YARGITAY KARARI
DAİRE : 5. Hukuk Dairesi
ESAS NO : 2022/10692
KARAR NO : 2023/816
KARAR TARİHİ : 25.01.2023
MAHKEMESİ : Gaziantep Bölge Adliye Mahkemesi 5. Hukuk Dairesi
KARAR : Esastan ret/Düzeltilerek yeniden esas hakkında verilen karar
İLK DERECE MAHKEMESİ : Adıyaman 4. Asliye Hukuk Mahkemesi
Taraflar arasındaki 4650 sayılı Kanun’la değişik 2942 sayılı Kamulaştırma Kanunu’nun (2942 sayılı Kanun) 10 uncu maddesine dayanan kamulaştırma konusu irtifak hakkı ve pilon yeri bedelinin tespiti ve bu hakkın davacı idare adına tescili davasında yapılan yargılama sonunda İlk Derece Mahkemesince davanın kabulüne karar verilmiştir.

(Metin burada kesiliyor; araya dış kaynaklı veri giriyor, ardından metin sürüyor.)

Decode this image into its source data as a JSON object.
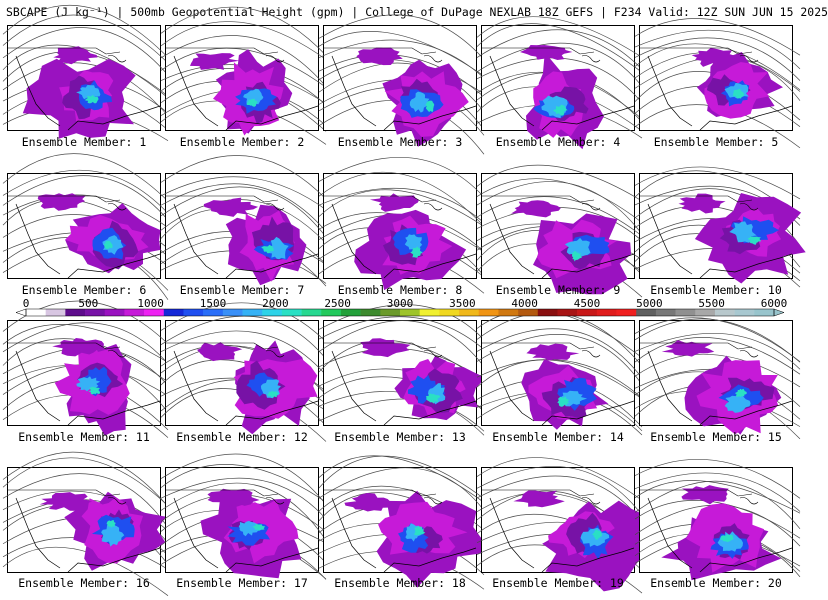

Bölge Adliye Mahkemesince, İlk Derece Mahkemesi kararı kaldırılarak davanın yeniden görülmesi için dosyanın İlk Derece Mahkemesine gönderilmesine karar verilmiştir.
Bölge Adliye Mahkemesinin kaldırma kararı üzerine yargılama yapan İlk Derece Mahkemesince davanın kabulüne karar verilmiştir.
Kararın taraf vekilleri tarafından istinaf edilmesi üzerine, Bölge Adliye Mahkemesince istinaf başvurularının davalılar vekili yönünden reddine, davacı idare yönünden kısmen kabulü ile İlk Derece Mahkemesi hükmü düzeltilerek yeniden esas hakkında hüküm kurulmak suretiyle davanın kabulüne karar verilmiştir.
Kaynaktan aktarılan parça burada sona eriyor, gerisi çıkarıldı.